Uma professora que atua em uma escola estadual da região de Venda Nova, em Belo Horizonte, que pediu anonimato, conta que o Estado costuma liberar as contratações apenas após o Carnaval, no final de fevereiro. Em caso de licença médica, a admissão de substitutos só é feita após 15 dias de afastamento. Enquanto as contratações não ocorrem, a direção da escola tenta minimizar o impacto ao aprendizado. “Se falta o professor, a vice-diretora tem um banco de atividades. Ela aplica a atividade para os alunos. Isso é algo que acontece muito. Isso compromete muito para o aluno e também para o professor. O servidor tem direito a licença de saúde. Ele adoece, mas não tem quem o substitua. Isso compromete a aprendizagem”, lamenta.

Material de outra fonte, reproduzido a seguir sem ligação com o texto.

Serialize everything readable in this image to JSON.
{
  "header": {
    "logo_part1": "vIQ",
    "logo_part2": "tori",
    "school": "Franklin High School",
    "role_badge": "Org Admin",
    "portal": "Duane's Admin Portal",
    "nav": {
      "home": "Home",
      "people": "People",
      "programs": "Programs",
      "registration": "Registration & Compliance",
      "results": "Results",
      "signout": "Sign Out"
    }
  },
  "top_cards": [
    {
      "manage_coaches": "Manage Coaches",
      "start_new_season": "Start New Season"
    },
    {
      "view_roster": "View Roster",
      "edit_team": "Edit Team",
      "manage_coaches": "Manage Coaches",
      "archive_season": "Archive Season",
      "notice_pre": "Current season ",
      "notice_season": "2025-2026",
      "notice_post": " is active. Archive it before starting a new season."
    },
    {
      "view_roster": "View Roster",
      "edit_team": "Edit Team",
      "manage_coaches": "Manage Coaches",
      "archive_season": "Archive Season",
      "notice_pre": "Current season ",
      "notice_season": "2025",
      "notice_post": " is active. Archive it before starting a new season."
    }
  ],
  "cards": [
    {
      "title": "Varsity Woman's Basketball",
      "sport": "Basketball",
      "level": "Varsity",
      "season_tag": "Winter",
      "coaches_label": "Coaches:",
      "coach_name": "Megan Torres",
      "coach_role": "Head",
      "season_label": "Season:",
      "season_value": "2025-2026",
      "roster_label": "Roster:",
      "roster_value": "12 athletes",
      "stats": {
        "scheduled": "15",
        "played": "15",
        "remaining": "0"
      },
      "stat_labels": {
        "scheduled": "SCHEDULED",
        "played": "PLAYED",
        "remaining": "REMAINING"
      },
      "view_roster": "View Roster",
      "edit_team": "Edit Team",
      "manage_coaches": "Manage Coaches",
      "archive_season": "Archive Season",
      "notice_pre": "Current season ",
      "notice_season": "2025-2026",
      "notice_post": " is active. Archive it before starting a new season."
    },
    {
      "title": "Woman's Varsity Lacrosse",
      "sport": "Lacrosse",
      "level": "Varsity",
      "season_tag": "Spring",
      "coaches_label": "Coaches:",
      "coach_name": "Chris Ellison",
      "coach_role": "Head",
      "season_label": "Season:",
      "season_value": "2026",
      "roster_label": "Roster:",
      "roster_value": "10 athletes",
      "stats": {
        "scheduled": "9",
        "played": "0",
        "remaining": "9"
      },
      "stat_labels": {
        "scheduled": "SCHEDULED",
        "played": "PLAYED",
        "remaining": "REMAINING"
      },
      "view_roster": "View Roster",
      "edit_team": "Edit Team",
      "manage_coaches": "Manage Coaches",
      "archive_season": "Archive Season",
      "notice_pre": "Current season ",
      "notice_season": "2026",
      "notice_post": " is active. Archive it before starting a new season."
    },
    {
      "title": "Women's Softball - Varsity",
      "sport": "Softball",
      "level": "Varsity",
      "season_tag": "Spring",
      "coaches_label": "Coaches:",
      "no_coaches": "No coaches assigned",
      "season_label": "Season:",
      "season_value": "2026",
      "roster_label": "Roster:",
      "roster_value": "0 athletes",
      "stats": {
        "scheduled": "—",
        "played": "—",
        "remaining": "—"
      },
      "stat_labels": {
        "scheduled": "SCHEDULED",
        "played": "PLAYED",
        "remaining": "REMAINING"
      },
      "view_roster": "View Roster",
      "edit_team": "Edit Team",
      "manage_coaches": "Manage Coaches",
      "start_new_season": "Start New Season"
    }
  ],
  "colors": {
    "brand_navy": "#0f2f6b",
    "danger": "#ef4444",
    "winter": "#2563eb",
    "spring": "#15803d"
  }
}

A realidade também é vivenciada pelo aluno Matheus Gabriel, de 18, que cursa o último ano do ensino médio em uma escola estadual no Centro de BH. Ele conta que já chegou a ficar três semanas sem uma das matérias por falta de profissional. “Isso já ocorreu umas três vezes. Às vezes o professor é afastado por problemas de saúde e demora até três semanas para reposição. No ano do Enem isso é ainda mais prejudicial, já temos uma pressão grande e sem professor piora”, reclama.
Insegurança é pesadelo para concursados
Em Minas Gerais, o contrato temporário é válido por 12 meses. A cada ano, os docentes precisam passar a ansiedade de aguardar para se candidatar e ser, ou não, chamado para trabalhar. Além disso, o local do “novo” trabalho sempre é uma incógnita. Uma professora da região Centro-Sul de BH, que possui contrato temporário e pediu anonimato, conta que a situação trabalhista é marcada por insegurança e mudanças constantes de escolas. Falta de rotina que afeta diretamente na qualidade de ensino. “(Ter professores temporários) compromete por causa da aprendizagem. Você não tem segurança no processo porque sempre muda o professor, isso por causa das licenças, férias, entre outros motivos. Tem também a questão da insegurança do trabalhador, que pode estar em uma escola hoje e em outra amanhã. Para manter a renda, por exemplo, você precisa estar em três, quatro escolas”, conta.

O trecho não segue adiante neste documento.